D’après Emmanuel Macron, interpellé sur le sujet au sortir d’une conférence sur l’avenir de l’Europe à Londres, l’interview se serait faite un peu à l’insu du plein gré de Brigitte et sans que lui en ait vraiment connaissance : « Mon épouse, à laquelle je tiens beaucoup, a parlé à une journaliste de « Paris-Match », a-t-il expliqué. Mon épouse, elle ne connaît pas le système médiatique, elle le regrette d’ailleurs profondément ». Madame Macron se serait-elle donc fait « piéger » ? L’album des photos privées du couple Macron publié dans l'hebdo — Brigitte et Emmanuel au ski, au concert de U2, au Salon du livre de Paris avec le MoDem Jean Lassalle ( !?), Emmanuel avec son chien Figaro, donnant le biberon à Elise, « l’une des petites-filles de sa femme » — leur aurait-il subrepticement échappé ? Pas vraiment ! Il suffit, pour s’en convaincre, de lire l’article de Caroline Pigozzi dans Paris-Match : « Jeudi 7 avril, écrit la journaliste. Nous sommes installées à l’heure du thé sur la terrasse parisienne du Zeyer, au carrefour Alésia (…). Brigitte Macron (…) a décidé de faire relâche après les émotions de la veille, quand, à Amiens, l’homme de sa vie a lancé son mouvement ». Tout était donc minutieusement planifié : d’abord, l’annonce du lancement de « En Marche ! », ensuite l’interview de Madame dans « Match ». Un plan com’ classique, à l’ancienne, même, qui peut surprendre de la part d’un homme résolu à « construire quelque chose d’autre » et à « faire place aux idées neuves »

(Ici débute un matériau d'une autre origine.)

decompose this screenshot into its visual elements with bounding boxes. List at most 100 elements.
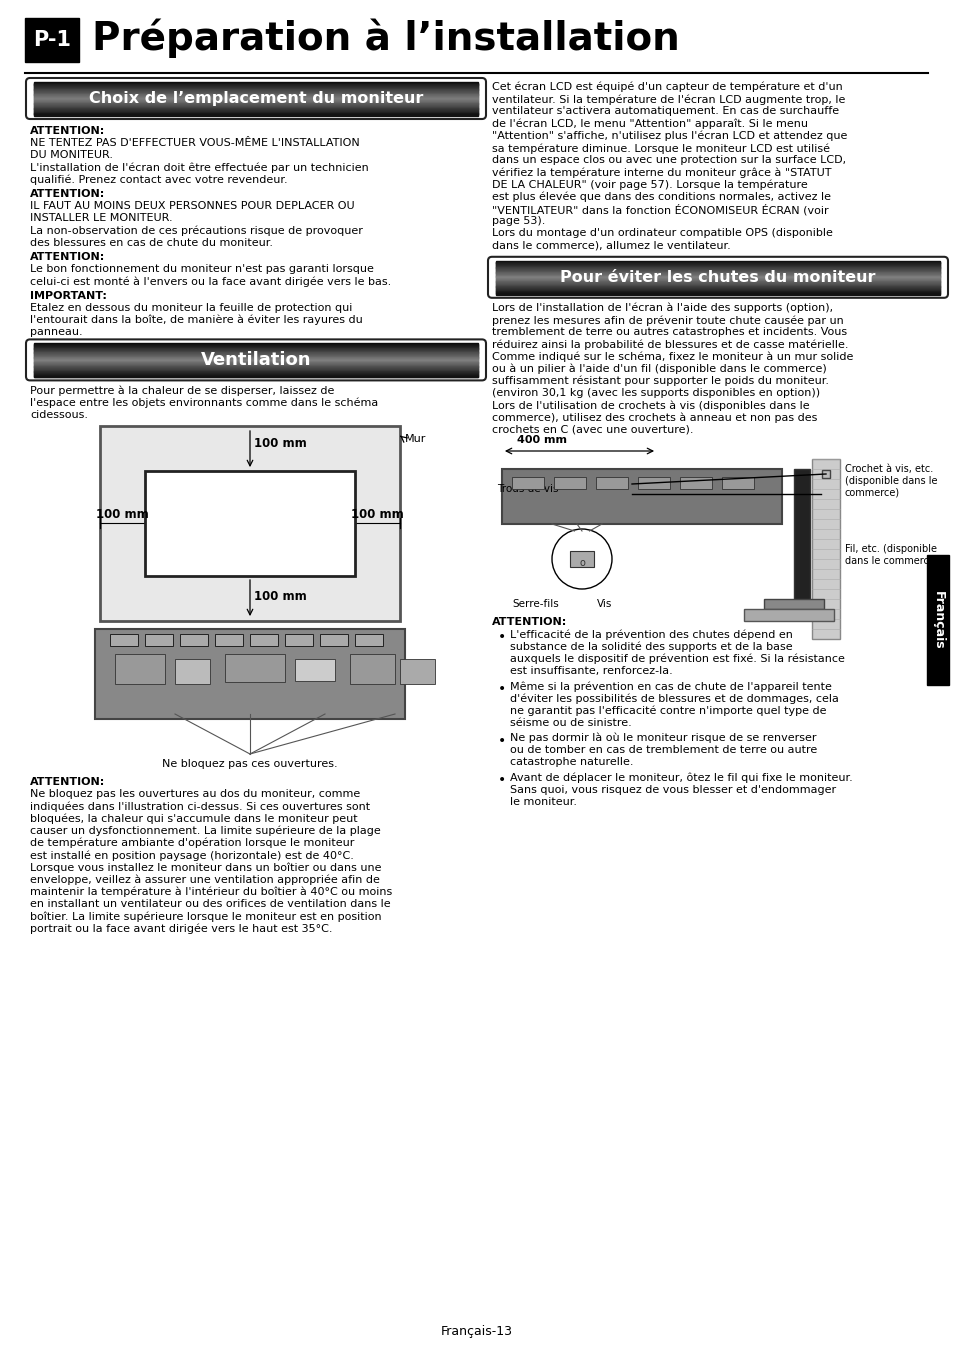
Bar (721, 477, 753, 489)
Bar (496, 284, 939, 285)
Text: "VENTILATEUR" dans la fonction ÉCONOMISEUR ÉCRAN (voir: "VENTILATEUR" dans la fonction ÉCONOMISE… (492, 204, 828, 216)
Bar (34, 108, 477, 111)
Text: ATTENTION:: ATTENTION: (30, 778, 105, 787)
Bar (34, 346, 477, 348)
Bar (743, 609, 833, 621)
Text: ATTENTION:: ATTENTION: (30, 126, 105, 136)
Bar (793, 468, 809, 609)
Text: qualifié. Prenez contact avec votre revendeur.: qualifié. Prenez contact avec votre reve… (30, 174, 287, 185)
Bar (399, 659, 435, 684)
Bar (496, 284, 939, 286)
Text: de l'écran LCD, le menu "Attention" apparaît. Si le menu: de l'écran LCD, le menu "Attention" appa… (492, 119, 807, 130)
Text: celui-ci est monté à l'envers ou la face avant dirigée vers le bas.: celui-ci est monté à l'envers ou la face… (30, 277, 391, 288)
Bar (496, 292, 939, 293)
Text: NE TENTEZ PAS D'EFFECTUER VOUS-MÊME L'INSTALLATION: NE TENTEZ PAS D'EFFECTUER VOUS-MÊME L'IN… (30, 138, 359, 148)
Text: Sans quoi, vous risquez de vous blesser et d'endommager: Sans quoi, vous risquez de vous blesser … (510, 784, 835, 795)
Bar (763, 599, 823, 609)
Bar (34, 369, 477, 370)
Text: ne garantit pas l'efficacité contre n'importe quel type de: ne garantit pas l'efficacité contre n'im… (510, 706, 825, 716)
Text: Pour permettre à la chaleur de se disperser, laissez de: Pour permettre à la chaleur de se disper… (30, 385, 334, 396)
Bar (214, 634, 243, 647)
Bar (34, 96, 477, 97)
Text: Préparation à l’installation: Préparation à l’installation (91, 18, 679, 58)
Text: causer un dysfonctionnement. La limite supérieure de la plage: causer un dysfonctionnement. La limite s… (30, 826, 380, 836)
Text: ATTENTION:: ATTENTION: (30, 189, 105, 198)
Text: maintenir la température à l'intérieur du boîtier à 40°C ou moins: maintenir la température à l'intérieur d… (30, 887, 392, 898)
Text: INSTALLER LE MONITEUR.: INSTALLER LE MONITEUR. (30, 213, 172, 223)
Bar (34, 366, 477, 367)
Text: Vis: Vis (597, 599, 612, 609)
Bar (496, 271, 939, 273)
Bar (34, 347, 477, 350)
Text: 100 mm: 100 mm (351, 509, 403, 521)
Bar (294, 659, 335, 680)
Bar (496, 278, 939, 279)
Text: Lorsque vous installez le moniteur dans un boîtier ou dans une: Lorsque vous installez le moniteur dans … (30, 863, 381, 873)
Bar (34, 352, 477, 354)
Bar (34, 354, 477, 356)
Text: est plus élevée que dans des conditions normales, activez le: est plus élevée que dans des conditions … (492, 192, 830, 202)
Text: Serre-fils: Serre-fils (512, 599, 558, 609)
Text: La non-observation de ces précautions risque de provoquer: La non-observation de ces précautions ri… (30, 225, 362, 236)
Text: Trous de vis: Trous de vis (497, 485, 558, 494)
Bar (34, 362, 477, 364)
Bar (496, 265, 939, 267)
Bar (496, 270, 939, 271)
Bar (34, 88, 477, 89)
Bar (285, 634, 313, 647)
Text: Crochet à vis, etc.
(disponible dans le
commerce): Crochet à vis, etc. (disponible dans le … (844, 464, 937, 497)
Text: Lors de l'utilisation de crochets à vis (disponibles dans le: Lors de l'utilisation de crochets à vis … (492, 401, 809, 410)
Text: cidessous.: cidessous. (30, 410, 88, 420)
Text: DE LA CHALEUR" (voir page 57). Lorsque la température: DE LA CHALEUR" (voir page 57). Lorsque l… (492, 180, 807, 190)
Text: séisme ou de sinistre.: séisme ou de sinistre. (510, 718, 631, 728)
Bar (174, 659, 210, 684)
Text: Fil, etc. (disponible
dans le commerce): Fil, etc. (disponible dans le commerce) (844, 544, 938, 566)
Text: Comme indiqué sur le schéma, fixez le moniteur à un mur solide: Comme indiqué sur le schéma, fixez le mo… (492, 351, 853, 362)
Bar (501, 468, 781, 524)
Bar (496, 285, 939, 286)
Text: "Attention" s'affiche, n'utilisez plus l'écran LCD et attendez que: "Attention" s'affiche, n'utilisez plus l… (492, 131, 846, 142)
Text: Ne bloquez pas les ouvertures au dos du moniteur, comme: Ne bloquez pas les ouvertures au dos du … (30, 790, 360, 799)
Text: IL FAUT AU MOINS DEUX PERSONNES POUR DEPLACER OU: IL FAUT AU MOINS DEUX PERSONNES POUR DEP… (30, 201, 355, 211)
Bar (496, 290, 939, 292)
Bar (34, 375, 477, 377)
Bar (34, 111, 477, 112)
Bar (512, 477, 543, 489)
Text: Etalez en dessous du moniteur la feuille de protection qui: Etalez en dessous du moniteur la feuille… (30, 302, 352, 313)
Bar (496, 281, 939, 282)
Bar (496, 275, 939, 278)
Bar (145, 634, 172, 647)
Text: ATTENTION:: ATTENTION: (492, 617, 567, 626)
Bar (350, 653, 395, 684)
Text: panneau.: panneau. (30, 327, 83, 338)
Bar (34, 104, 477, 105)
Bar (34, 375, 477, 378)
Bar (34, 356, 477, 358)
Bar (34, 93, 477, 94)
Bar (34, 370, 477, 371)
Bar (496, 271, 939, 273)
Bar (34, 99, 477, 100)
Bar (95, 629, 405, 720)
Bar (496, 265, 939, 266)
Bar (811, 459, 840, 639)
Bar (496, 281, 939, 284)
Text: est installé en position paysage (horizontale) est de 40°C.: est installé en position paysage (horizo… (30, 850, 354, 861)
Bar (34, 115, 477, 116)
Bar (496, 277, 939, 279)
Text: de température ambiante d'opération lorsque le moniteur: de température ambiante d'opération lors… (30, 838, 354, 849)
Bar (34, 103, 477, 104)
Text: commerce), utilisez des crochets à anneau et non pas des: commerce), utilisez des crochets à annea… (492, 413, 817, 423)
Bar (115, 653, 165, 684)
Bar (34, 364, 477, 366)
Bar (34, 351, 477, 354)
Bar (34, 101, 477, 103)
Text: réduirez ainsi la probabilité de blessures et de casse matérielle.: réduirez ainsi la probabilité de blessur… (492, 339, 847, 350)
Bar (34, 95, 477, 96)
Text: •: • (497, 774, 506, 787)
Bar (34, 93, 477, 96)
Bar (34, 359, 477, 360)
Bar (34, 350, 477, 351)
Bar (34, 107, 477, 108)
Bar (145, 471, 355, 576)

Brigitte et le chevalier Macron

Ambigu dans ses explications, Emmanuel Macron ? Pas seulement au regard des circonstances dans lesquelles s’est faite l’interview… Difficile, en effet, de comprendre si le ministre endosse la responsabilité de « la bêtise » ou si la faute incombe à son épouse. « C’est une bêtise qu’on a faite ensemble », dit-il, « c’est sans doute une maladresse, je l’assume pleinement et ce ne sera pas une stratégie que l’on reproduira ». Etonnant, quand même, cette façon de balancer entre le « on » et le « je »… Si on décrypte, « on » a fait une bêtise ensemble, « on » ne recommencera pas, « j’ » assume complètement. En d’autres termes : c’est pas moi, c’est elle, mais je prends tout sur moi. Quelle magnanimité, quand même ! Comme le dit Brigitte Macron dans Paris-Match, son mari est un vrai « chevalier »…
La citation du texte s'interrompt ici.